Everyone knows the Lateral Raise. Start with the weights at your sides; raise your upper arms to until the elbows are shoulder height (like a human letter ‘T’). But to really put caps on your arms, the lift needs a twist.
As you finish each rep at shoulder height, turn your hands so that your pinky finger is higher than your thumb. To put it differently, twist each of the dumbbells as though you were pouring water out of a pitcher when you reach the top. The slight “pouring” twist tremendously improves the growth potential of the medial deltoid. It’s a tiny investment with a huge pay off.

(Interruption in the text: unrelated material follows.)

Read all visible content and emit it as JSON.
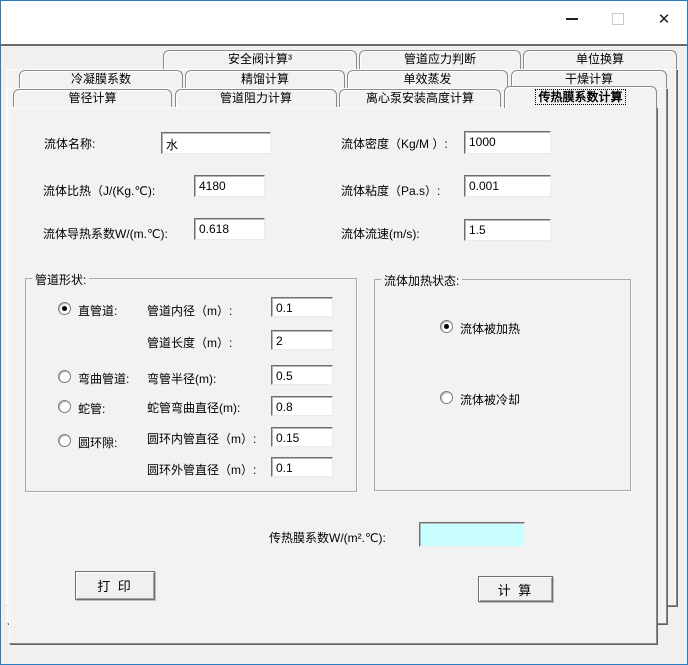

Completely activate the bicep to unlock greater growth: Grip the dumbbell’s handle near the ‘outside’ (so that when your palms are up, your thumb is closest to the weight). Curl the dumbbells up as you normally would. As you near the top, twist the weight inward, as though you were trying to touch your pinky to the front of your shoulder and squeeze the bicep as hard as you can for 3 seconds. Repeat until you’re tearing the sleeves of your t-shirts.
Who DOESN’T want better upper chest development? Introducing the 180-degree twisting dumbbell bench press. A twist at the top of this motion enables one to take advantage of the supine grip (pinkies facing inwards, toward one another, as during bicep curls), which allows greater activation of the upper portion of the pectoralis major.

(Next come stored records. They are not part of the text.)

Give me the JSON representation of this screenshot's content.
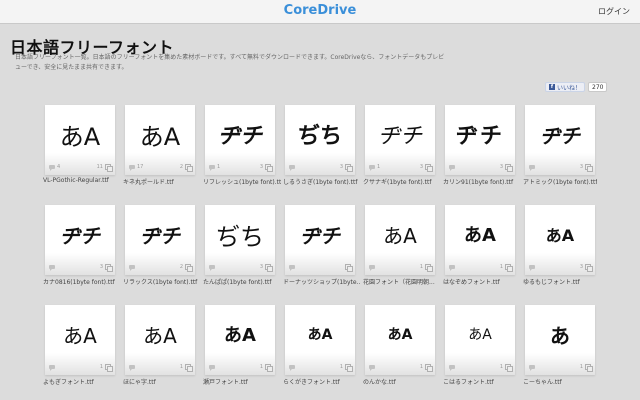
{
  "header": {
    "brand": "CoreDrive",
    "login": "ログイン"
  },
  "page": {
    "title": "日本語フリーフォント",
    "description": "日本語フリーフォント一覧。日本語のフリーフォントを集めた素材ボードです。すべて無料でダウンロードできます。CoreDriveなら、フォントデータもプレビューでき、安全に見たまま共有できます。"
  },
  "facebook": {
    "like_label": "いいね！",
    "count": "270"
  },
  "tiles": [
    {
      "sample": "あA",
      "label": "VL-PGothic-Regular.ttf",
      "comments": "4",
      "copies": "11"
    },
    {
      "sample": "あA",
      "label": "キネ丸ポールド.ttf",
      "comments": "17",
      "copies": "2"
    },
    {
      "sample": "ヂチ",
      "label": "リフレッシュ(1byte font).ttf",
      "comments": "1",
      "copies": "3"
    },
    {
      "sample": "ぢち",
      "label": "しるうさぎ(1byte font).ttf",
      "comments": "",
      "copies": "3"
    },
    {
      "sample": "ヂチ",
      "label": "クサナギ(1byte font).ttf",
      "comments": "1",
      "copies": "3"
    },
    {
      "sample": "ヂチ",
      "label": "カリン91(1byte font).ttf",
      "comments": "",
      "copies": "3"
    },
    {
      "sample": "ヂチ",
      "label": "アトミック(1byte font).ttf",
      "comments": "",
      "copies": "3"
    },
    {
      "sample": "ヂチ",
      "label": "カナ0816(1byte font).ttf",
      "comments": "",
      "copies": "3"
    },
    {
      "sample": "ヂチ",
      "label": "リラックス(1byte font).ttf",
      "comments": "",
      "copies": "2"
    },
    {
      "sample": "ぢち",
      "label": "たんぱぱ(1byte font).ttf",
      "comments": "",
      "copies": "3"
    },
    {
      "sample": "ヂチ",
      "label": "ドーナッツショップ(1byte...",
      "comments": "",
      "copies": ""
    },
    {
      "sample": "あA",
      "label": "花園フォント（花園明朝...",
      "comments": "",
      "copies": "1"
    },
    {
      "sample": "あA",
      "label": "はなぞめフォント.ttf",
      "comments": "",
      "copies": "1"
    },
    {
      "sample": "あA",
      "label": "ゆるもじフォント.ttf",
      "comments": "",
      "copies": "3"
    },
    {
      "sample": "あA",
      "label": "よもぎフォント.ttf",
      "comments": "",
      "copies": "1"
    },
    {
      "sample": "あA",
      "label": "ほにゃ字.ttf",
      "comments": "",
      "copies": "1"
    },
    {
      "sample": "あA",
      "label": "瀬戸フォント.ttf",
      "comments": "",
      "copies": "1"
    },
    {
      "sample": "あA",
      "label": "らくがきフォント.ttf",
      "comments": "",
      "copies": "1"
    },
    {
      "sample": "あA",
      "label": "のんかな.ttf",
      "comments": "",
      "copies": "1"
    },
    {
      "sample": "あA",
      "label": "こはるフォント.ttf",
      "comments": "",
      "copies": "1"
    },
    {
      "sample": "あ",
      "label": "こーちゃん.ttf",
      "comments": "",
      "copies": "1"
    }
  ]
}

As you perform this lift, begin by lying back on a bench holding two dumbbells in a pronated grip position (palms facing forward, as you normally do with any bench press) over your chest. Begin the eccentric portion of the lift by lowering the dumbbells towards the outer region of the chest. Once the dumbbells reach the outer portion of the chest (or are lowered to a range of motion that is comfortable for you), press and rotate 180 degrees until you are back to the original starting position, this time, however, in a supine grip (pinkies facing inwards, toward one another).